The Pragmatics of Image Description Generation
Margaret Jacks Hall, Greenberg Room (Room 126)
Abstract: Images have become an omnipresent communicative tool that we use in all aspects of life, such as in social settings (e.g., in social media and dating apps), for online shopping (e.g., clothes or vacations), and to educate (e.g., in news, textbooks, and scientific papers). However, the undeniable benefits they carry for sighted users, consumers, and learners turns into a serious accessibility challenge for people who are blind or have low vision (BLV). They often have to rely on textual descriptions of those images to equally participate in an ever-increasing image-dominated (online) lifestyle. But descriptions that would make images accessible are very rare (e.g., only 0.1% of Twitter images have associated descriptions), requiring large-scale solutions for generating accessibility descriptions on the fly.
Recent advancements in AI provide a promising opportunity for generating image descriptions at scale.
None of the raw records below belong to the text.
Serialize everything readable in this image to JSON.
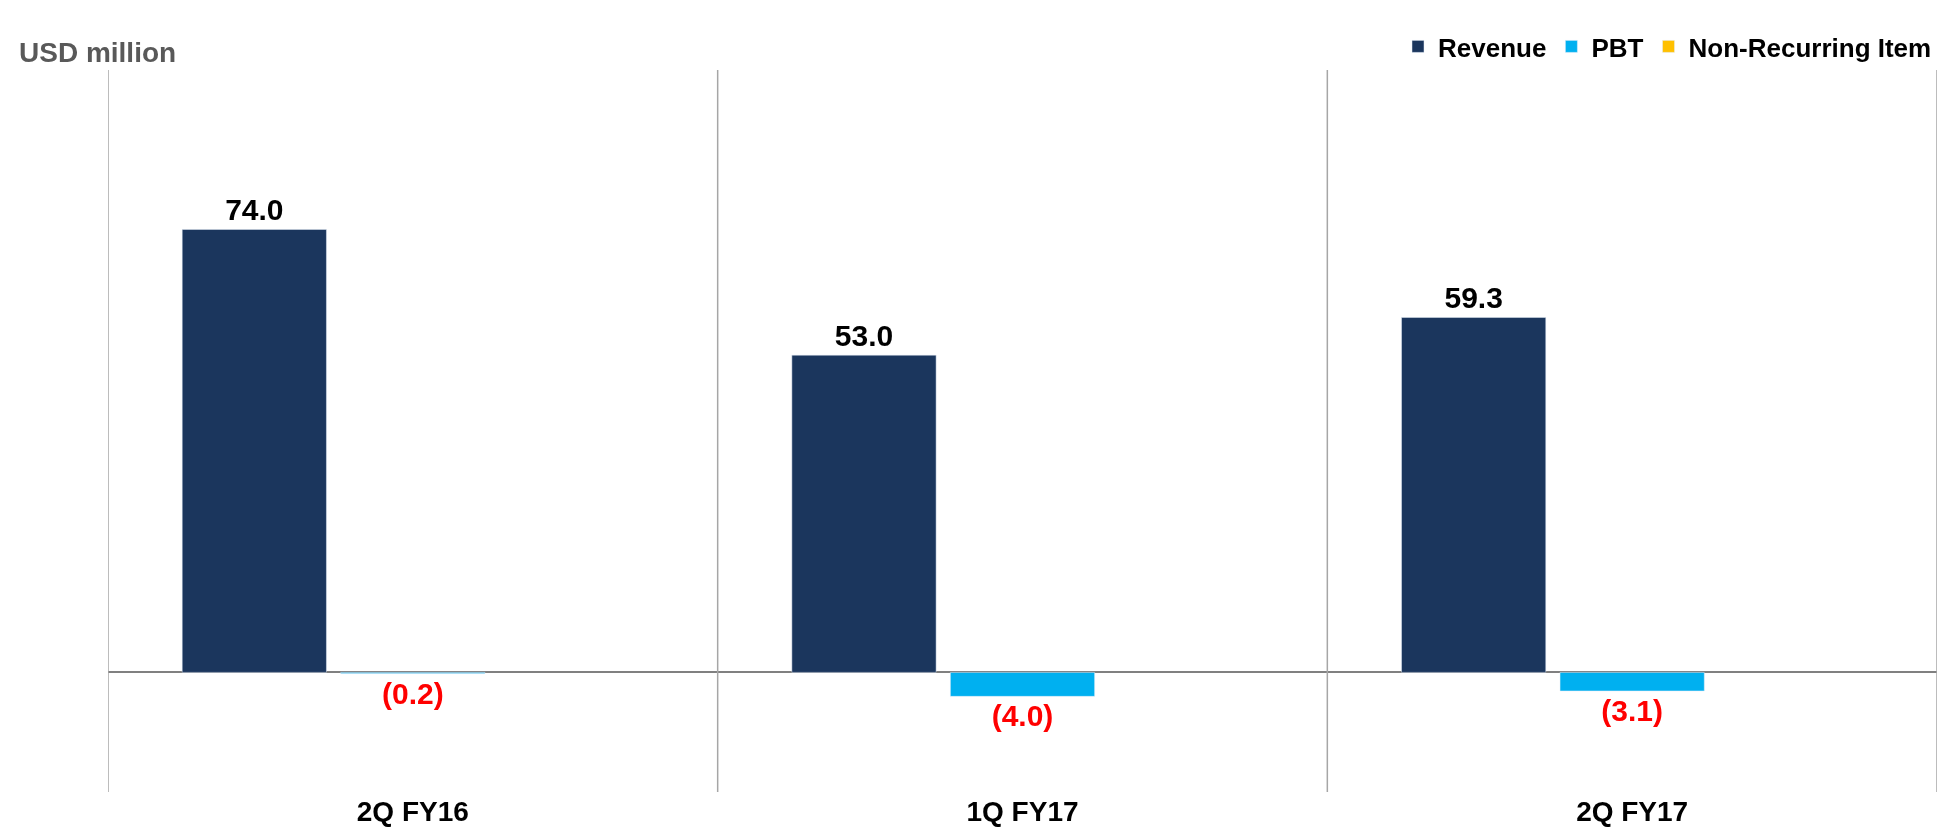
{
  "chart_data": {
    "type": "bar",
    "annotations": [
      "USD million"
    ],
    "categories": [
      "2Q FY16",
      "1Q FY17",
      "2Q FY17"
    ],
    "series": [
      {
        "name": "Revenue",
        "color": "#1b365d",
        "values": [
          74.0,
          53.0,
          59.3
        ],
        "value_labels": [
          "74.0",
          "53.0",
          "59.3"
        ]
      },
      {
        "name": "PBT",
        "color": "#00b0f0",
        "values": [
          -0.2,
          -4.0,
          -3.1
        ],
        "value_labels": [
          "(0.2)",
          "(4.0)",
          "(3.1)"
        ]
      },
      {
        "name": "Non-Recurring Item",
        "color": "#ffc000",
        "values": [
          null,
          null,
          null
        ]
      }
    ],
    "legend": "top right",
    "grid": "x",
    "tick_labels": "x"
  }
}
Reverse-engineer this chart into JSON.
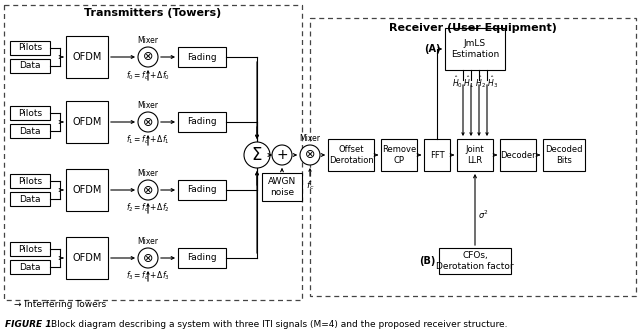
{
  "title": "FIGURE 1.",
  "caption": "Block diagram describing a system with three ITI signals (Μ=4) and the proposed receiver structure.",
  "transmitter_title": "Transmitters (Towers)",
  "receiver_title": "Receiver (User Equipment)",
  "interfering_label": "→ Interfering Towers",
  "estimation_label": "JmLS\nEstimation",
  "channel_hats": "$\\hat{H}_0\\ \\hat{H}_1\\ \\hat{H}_2\\ \\hat{H}_3$",
  "cfo_label": "CFOs,\nDerotation factor",
  "sigma_label": "$\\sigma^2$",
  "A_label": "(A)",
  "B_label": "(B)",
  "mixer_label": "Mixer",
  "fc_label": "$f_c$",
  "awgn_label": "AWGN\nnoise",
  "bg_color": "#ffffff"
}
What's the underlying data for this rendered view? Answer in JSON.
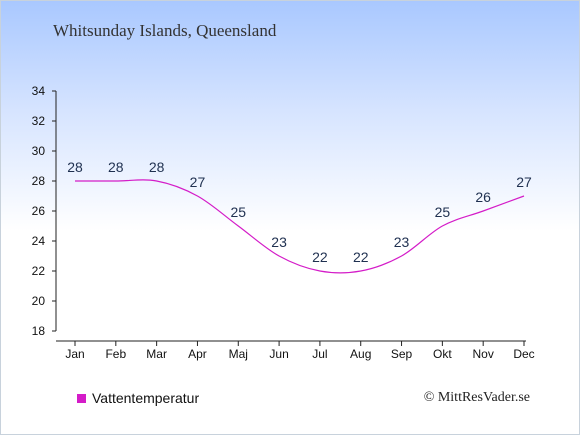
{
  "title": "Whitsunday Islands, Queensland",
  "legend_label": "Vattentemperatur",
  "credit": "© MittResVader.se",
  "colors": {
    "series": "#d41cc8",
    "axis": "#222222"
  },
  "chart_data": {
    "type": "line",
    "categories": [
      "Jan",
      "Feb",
      "Mar",
      "Apr",
      "Maj",
      "Jun",
      "Jul",
      "Aug",
      "Sep",
      "Okt",
      "Nov",
      "Dec"
    ],
    "series": [
      {
        "name": "Vattentemperatur",
        "values": [
          28,
          28,
          28,
          27,
          25,
          23,
          22,
          22,
          23,
          25,
          26,
          27
        ]
      }
    ],
    "ylim": [
      18,
      34
    ],
    "yticks": [
      18,
      20,
      22,
      24,
      26,
      28,
      30,
      32,
      34
    ],
    "grid": false,
    "legend": "bottom-left"
  }
}
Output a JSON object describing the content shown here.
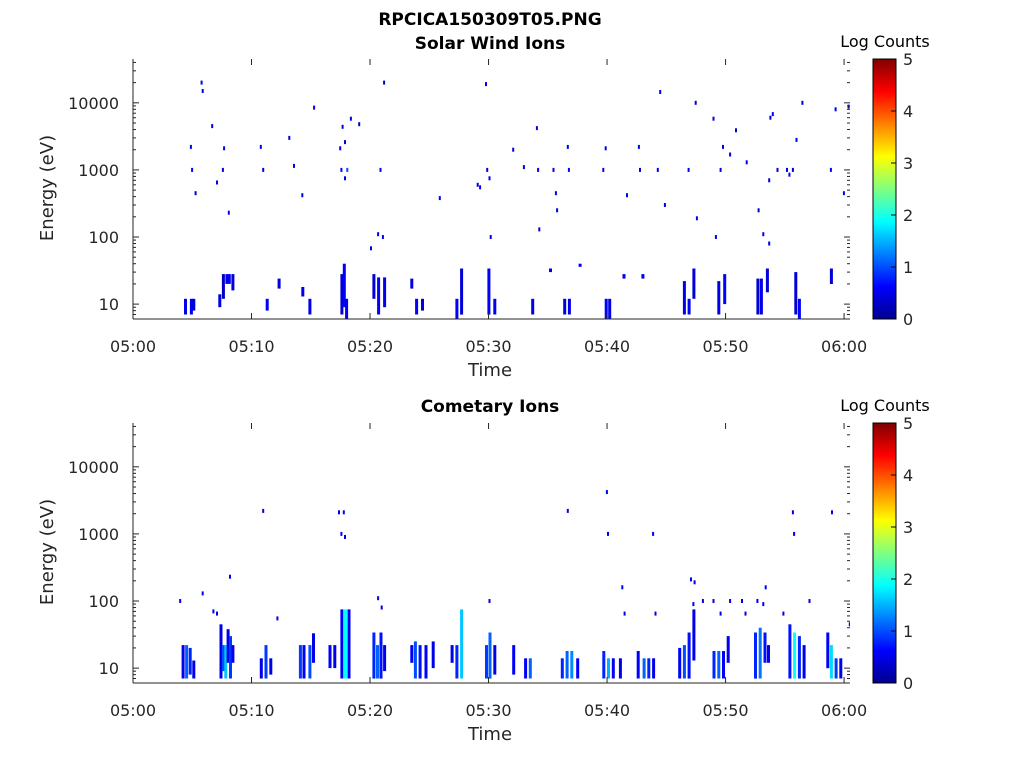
{
  "figure_title": "RPCICA150309T05.PNG",
  "colormap": [
    "#00008f",
    "#0000ff",
    "#0080ff",
    "#00ffff",
    "#80ff80",
    "#ffff00",
    "#ff8000",
    "#ff0000",
    "#800000"
  ],
  "chart_data": [
    {
      "type": "heatmap",
      "title": "Solar Wind Ions",
      "xlabel": "Time",
      "ylabel": "Energy (eV)",
      "x_ticks": [
        "05:00",
        "05:10",
        "05:20",
        "05:30",
        "05:40",
        "05:50",
        "06:00"
      ],
      "x_range_minutes": [
        0,
        60.5
      ],
      "y_scale": "log",
      "y_ticks": [
        "10",
        "100",
        "1000",
        "10000"
      ],
      "y_range": [
        6,
        45000
      ],
      "colorbar": {
        "label": "Log Counts",
        "ticks": [
          "0",
          "1",
          "2",
          "3",
          "4",
          "5"
        ],
        "range": [
          0,
          5
        ]
      },
      "cells": [
        [
          4.3,
          7,
          12,
          0.5
        ],
        [
          4.8,
          7,
          12,
          0.5
        ],
        [
          5.0,
          8,
          12,
          0.4
        ],
        [
          7.2,
          9,
          14,
          0.5
        ],
        [
          7.5,
          12,
          28,
          0.3
        ],
        [
          7.8,
          20,
          28,
          0.5
        ],
        [
          8.0,
          20,
          28,
          0.6
        ],
        [
          8.3,
          16,
          28,
          0.4
        ],
        [
          11.2,
          8,
          12,
          0.6
        ],
        [
          12.2,
          17,
          24,
          0.4
        ],
        [
          14.2,
          13,
          18,
          0.5
        ],
        [
          14.8,
          7,
          12,
          0.5
        ],
        [
          17.5,
          7,
          28,
          0.4
        ],
        [
          17.7,
          9,
          40,
          0.6
        ],
        [
          17.9,
          5,
          12,
          0.5
        ],
        [
          20.2,
          12,
          28,
          0.4
        ],
        [
          20.6,
          7,
          25,
          0.6
        ],
        [
          21.1,
          9,
          25,
          0.5
        ],
        [
          23.4,
          17,
          24,
          0.5
        ],
        [
          23.8,
          7,
          12,
          0.6
        ],
        [
          24.3,
          8,
          12,
          0.4
        ],
        [
          27.2,
          5,
          12,
          0.6
        ],
        [
          27.6,
          7,
          34,
          0.4
        ],
        [
          29.9,
          7,
          34,
          0.6
        ],
        [
          30.4,
          7,
          12,
          0.5
        ],
        [
          33.6,
          7,
          12,
          0.5
        ],
        [
          35.1,
          30,
          34,
          0.5
        ],
        [
          36.3,
          7,
          12,
          0.4
        ],
        [
          36.7,
          7,
          12,
          0.5
        ],
        [
          37.6,
          36,
          40,
          0.5
        ],
        [
          39.8,
          5,
          12,
          0.6
        ],
        [
          40.1,
          5,
          12,
          0.5
        ],
        [
          41.3,
          24,
          28,
          0.5
        ],
        [
          42.9,
          24,
          28,
          0.5
        ],
        [
          46.4,
          7,
          22,
          0.5
        ],
        [
          46.8,
          7,
          12,
          0.6
        ],
        [
          47.2,
          12,
          34,
          0.4
        ],
        [
          49.3,
          7,
          22,
          0.5
        ],
        [
          49.8,
          10,
          28,
          0.6
        ],
        [
          52.6,
          7,
          24,
          0.4
        ],
        [
          52.9,
          7,
          24,
          0.5
        ],
        [
          53.4,
          15,
          34,
          0.4
        ],
        [
          55.8,
          7,
          30,
          0.4
        ],
        [
          56.1,
          5,
          12,
          0.6
        ],
        [
          58.8,
          20,
          34,
          0.4
        ]
      ],
      "points": [
        [
          5.7,
          20000,
          0.5
        ],
        [
          5.8,
          15000,
          0.5
        ],
        [
          6.6,
          4500,
          0.4
        ],
        [
          4.8,
          2200,
          0.5
        ],
        [
          4.9,
          1000,
          0.6
        ],
        [
          5.2,
          450,
          0.4
        ],
        [
          7.0,
          650,
          0.5
        ],
        [
          7.5,
          1000,
          0.4
        ],
        [
          7.6,
          2100,
          0.5
        ],
        [
          8.0,
          230,
          0.6
        ],
        [
          10.7,
          2200,
          0.5
        ],
        [
          10.9,
          1000,
          0.5
        ],
        [
          13.1,
          3000,
          0.4
        ],
        [
          13.5,
          1150,
          0.5
        ],
        [
          14.2,
          420,
          0.5
        ],
        [
          15.2,
          8500,
          0.4
        ],
        [
          17.4,
          2100,
          0.5
        ],
        [
          17.5,
          1000,
          0.6
        ],
        [
          17.6,
          4400,
          0.4
        ],
        [
          17.8,
          2600,
          0.5
        ],
        [
          18.0,
          1000,
          1.0
        ],
        [
          18.3,
          5800,
          0.5
        ],
        [
          19.0,
          4800,
          0.4
        ],
        [
          17.8,
          750,
          0.5
        ],
        [
          20.6,
          110,
          0.5
        ],
        [
          21.0,
          100,
          0.5
        ],
        [
          21.1,
          20000,
          0.4
        ],
        [
          20.8,
          1000,
          0.6
        ],
        [
          20.0,
          68,
          0.4
        ],
        [
          25.8,
          380,
          0.5
        ],
        [
          29.0,
          600,
          0.5
        ],
        [
          29.2,
          550,
          0.5
        ],
        [
          29.8,
          1000,
          0.4
        ],
        [
          30.0,
          750,
          0.5
        ],
        [
          30.1,
          100,
          0.5
        ],
        [
          29.7,
          19000,
          0.4
        ],
        [
          32.0,
          2000,
          0.5
        ],
        [
          32.9,
          1100,
          0.4
        ],
        [
          34.0,
          4200,
          0.5
        ],
        [
          34.1,
          1000,
          0.6
        ],
        [
          34.2,
          130,
          0.4
        ],
        [
          35.4,
          1000,
          0.5
        ],
        [
          35.6,
          450,
          0.5
        ],
        [
          35.7,
          250,
          0.4
        ],
        [
          36.6,
          2200,
          0.5
        ],
        [
          36.7,
          1000,
          0.6
        ],
        [
          39.8,
          2100,
          0.4
        ],
        [
          39.6,
          1000,
          0.5
        ],
        [
          41.6,
          420,
          0.5
        ],
        [
          42.6,
          2200,
          0.5
        ],
        [
          42.7,
          1000,
          0.4
        ],
        [
          44.2,
          1000,
          0.5
        ],
        [
          44.4,
          14500,
          0.5
        ],
        [
          44.8,
          300,
          0.4
        ],
        [
          46.8,
          1000,
          0.5
        ],
        [
          47.4,
          10000,
          0.4
        ],
        [
          47.5,
          190,
          0.5
        ],
        [
          48.9,
          5800,
          0.5
        ],
        [
          49.1,
          100,
          0.5
        ],
        [
          49.5,
          1000,
          0.4
        ],
        [
          49.7,
          2200,
          0.5
        ],
        [
          50.3,
          1700,
          0.5
        ],
        [
          50.8,
          3900,
          0.4
        ],
        [
          51.7,
          1300,
          0.5
        ],
        [
          52.7,
          250,
          0.4
        ],
        [
          53.1,
          110,
          0.5
        ],
        [
          53.6,
          80,
          0.5
        ],
        [
          53.6,
          700,
          0.4
        ],
        [
          53.7,
          6000,
          0.5
        ],
        [
          53.9,
          6800,
          0.5
        ],
        [
          54.3,
          1000,
          0.4
        ],
        [
          55.1,
          1000,
          0.5
        ],
        [
          55.3,
          850,
          0.5
        ],
        [
          55.6,
          1000,
          0.4
        ],
        [
          55.9,
          2800,
          0.5
        ],
        [
          56.4,
          10000,
          0.4
        ],
        [
          58.8,
          1000,
          0.6
        ],
        [
          59.2,
          8000,
          0.5
        ],
        [
          59.9,
          450,
          0.5
        ],
        [
          60.3,
          8800,
          0.4
        ]
      ]
    },
    {
      "type": "heatmap",
      "title": "Cometary Ions",
      "xlabel": "Time",
      "ylabel": "Energy (eV)",
      "x_ticks": [
        "05:00",
        "05:10",
        "05:20",
        "05:30",
        "05:40",
        "05:50",
        "06:00"
      ],
      "x_range_minutes": [
        0,
        60.5
      ],
      "y_scale": "log",
      "y_ticks": [
        "10",
        "100",
        "1000",
        "10000"
      ],
      "y_range": [
        6,
        45000
      ],
      "colorbar": {
        "label": "Log Counts",
        "ticks": [
          "0",
          "1",
          "2",
          "3",
          "4",
          "5"
        ],
        "range": [
          0,
          5
        ]
      },
      "cells": [
        [
          4.1,
          7,
          22,
          0.5
        ],
        [
          4.4,
          7,
          22,
          1.1
        ],
        [
          4.7,
          8,
          20,
          0.8
        ],
        [
          5.0,
          7,
          13,
          0.5
        ],
        [
          7.3,
          7,
          45,
          0.5
        ],
        [
          7.5,
          9,
          22,
          1.0
        ],
        [
          7.7,
          7,
          22,
          1.6
        ],
        [
          7.9,
          12,
          38,
          0.5
        ],
        [
          8.1,
          7,
          30,
          0.9
        ],
        [
          8.3,
          12,
          22,
          0.6
        ],
        [
          10.7,
          7,
          14,
          0.5
        ],
        [
          11.1,
          7,
          22,
          0.9
        ],
        [
          11.5,
          8,
          14,
          0.5
        ],
        [
          14.0,
          7,
          22,
          0.9
        ],
        [
          14.3,
          7,
          22,
          0.6
        ],
        [
          14.8,
          7,
          22,
          1.0
        ],
        [
          15.1,
          12,
          33,
          0.5
        ],
        [
          16.5,
          10,
          22,
          0.6
        ],
        [
          16.9,
          10,
          22,
          0.5
        ],
        [
          17.5,
          7,
          75,
          0.6
        ],
        [
          17.8,
          7,
          75,
          1.9
        ],
        [
          18.1,
          7,
          75,
          0.5
        ],
        [
          20.2,
          7,
          34,
          0.8
        ],
        [
          20.5,
          7,
          22,
          1.1
        ],
        [
          20.8,
          7,
          34,
          0.7
        ],
        [
          21.1,
          9,
          22,
          0.5
        ],
        [
          23.4,
          12,
          22,
          0.6
        ],
        [
          23.7,
          7,
          25,
          1.0
        ],
        [
          24.1,
          7,
          22,
          0.7
        ],
        [
          24.6,
          7,
          22,
          0.6
        ],
        [
          25.2,
          10,
          25,
          0.5
        ],
        [
          26.8,
          12,
          22,
          0.5
        ],
        [
          27.2,
          7,
          22,
          0.8
        ],
        [
          27.6,
          7,
          75,
          1.6
        ],
        [
          29.7,
          7,
          22,
          0.9
        ],
        [
          30.0,
          7,
          34,
          1.1
        ],
        [
          30.4,
          8,
          22,
          0.5
        ],
        [
          32.0,
          8,
          22,
          0.6
        ],
        [
          33.0,
          7,
          14,
          0.6
        ],
        [
          33.4,
          7,
          14,
          1.1
        ],
        [
          36.1,
          7,
          14,
          0.8
        ],
        [
          36.5,
          7,
          18,
          1.1
        ],
        [
          36.9,
          7,
          18,
          1.3
        ],
        [
          37.4,
          7,
          14,
          0.6
        ],
        [
          39.6,
          7,
          18,
          0.8
        ],
        [
          40.0,
          7,
          14,
          1.5
        ],
        [
          40.4,
          7,
          14,
          0.6
        ],
        [
          41.0,
          7,
          14,
          0.5
        ],
        [
          42.5,
          7,
          18,
          0.6
        ],
        [
          43.0,
          7,
          14,
          1.1
        ],
        [
          43.4,
          7,
          14,
          0.8
        ],
        [
          43.8,
          7,
          14,
          0.5
        ],
        [
          46.0,
          7,
          20,
          0.6
        ],
        [
          46.4,
          7,
          22,
          1.0
        ],
        [
          46.8,
          7,
          34,
          0.7
        ],
        [
          47.2,
          13,
          75,
          0.5
        ],
        [
          48.9,
          7,
          18,
          0.8
        ],
        [
          49.3,
          7,
          18,
          1.1
        ],
        [
          49.7,
          7,
          18,
          0.6
        ],
        [
          50.1,
          12,
          30,
          0.5
        ],
        [
          52.4,
          7,
          34,
          0.8
        ],
        [
          52.8,
          7,
          40,
          1.2
        ],
        [
          53.2,
          12,
          34,
          0.7
        ],
        [
          53.5,
          12,
          22,
          0.5
        ],
        [
          55.3,
          7,
          45,
          0.7
        ],
        [
          55.7,
          7,
          34,
          1.9
        ],
        [
          56.1,
          7,
          30,
          0.8
        ],
        [
          56.5,
          7,
          22,
          0.5
        ],
        [
          58.5,
          10,
          34,
          0.6
        ],
        [
          58.8,
          7,
          22,
          1.7
        ],
        [
          59.2,
          7,
          14,
          0.9
        ],
        [
          59.6,
          7,
          14,
          0.5
        ]
      ],
      "points": [
        [
          3.9,
          100,
          0.5
        ],
        [
          5.8,
          130,
          0.5
        ],
        [
          6.7,
          70,
          0.5
        ],
        [
          7.0,
          65,
          0.5
        ],
        [
          8.1,
          230,
          0.6
        ],
        [
          10.9,
          2200,
          0.5
        ],
        [
          12.1,
          55,
          0.5
        ],
        [
          17.3,
          2100,
          0.5
        ],
        [
          17.7,
          2100,
          0.5
        ],
        [
          17.5,
          1000,
          0.6
        ],
        [
          17.8,
          900,
          0.5
        ],
        [
          20.6,
          110,
          0.5
        ],
        [
          20.9,
          80,
          0.5
        ],
        [
          30.0,
          100,
          0.5
        ],
        [
          36.6,
          2200,
          0.5
        ],
        [
          39.9,
          4200,
          0.5
        ],
        [
          40.0,
          1000,
          0.5
        ],
        [
          41.2,
          160,
          0.5
        ],
        [
          41.4,
          65,
          0.5
        ],
        [
          43.8,
          1000,
          0.6
        ],
        [
          44.0,
          65,
          0.5
        ],
        [
          47.0,
          210,
          0.6
        ],
        [
          47.3,
          190,
          0.5
        ],
        [
          47.2,
          90,
          0.5
        ],
        [
          48.0,
          100,
          0.5
        ],
        [
          48.9,
          100,
          0.5
        ],
        [
          49.5,
          65,
          0.5
        ],
        [
          50.3,
          100,
          0.5
        ],
        [
          51.3,
          100,
          0.5
        ],
        [
          51.6,
          65,
          0.5
        ],
        [
          52.6,
          100,
          0.5
        ],
        [
          53.1,
          90,
          0.5
        ],
        [
          53.3,
          160,
          0.5
        ],
        [
          54.8,
          65,
          0.5
        ],
        [
          55.6,
          2100,
          0.5
        ],
        [
          55.7,
          1000,
          0.5
        ],
        [
          57.0,
          100,
          0.5
        ],
        [
          58.9,
          2100,
          0.5
        ],
        [
          60.4,
          45,
          0.5
        ]
      ]
    }
  ]
}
But despite the extraordinary performance of current models on many image-text tasks, they have so far remained unhelpful for the image accessibility purpose. Why does this accessibility challenge persist? In this dissertation, I argue that two deep pragmatic factors are being neglected: context and purpose. More specifically, I argue that the context an image appears in and the goal behind the generated text need to become a fundamental component for datasets, models and evaluation protocols to build useful image description systems. I further present progress in all three domains, which provides a basis for image description models that can promote equal access.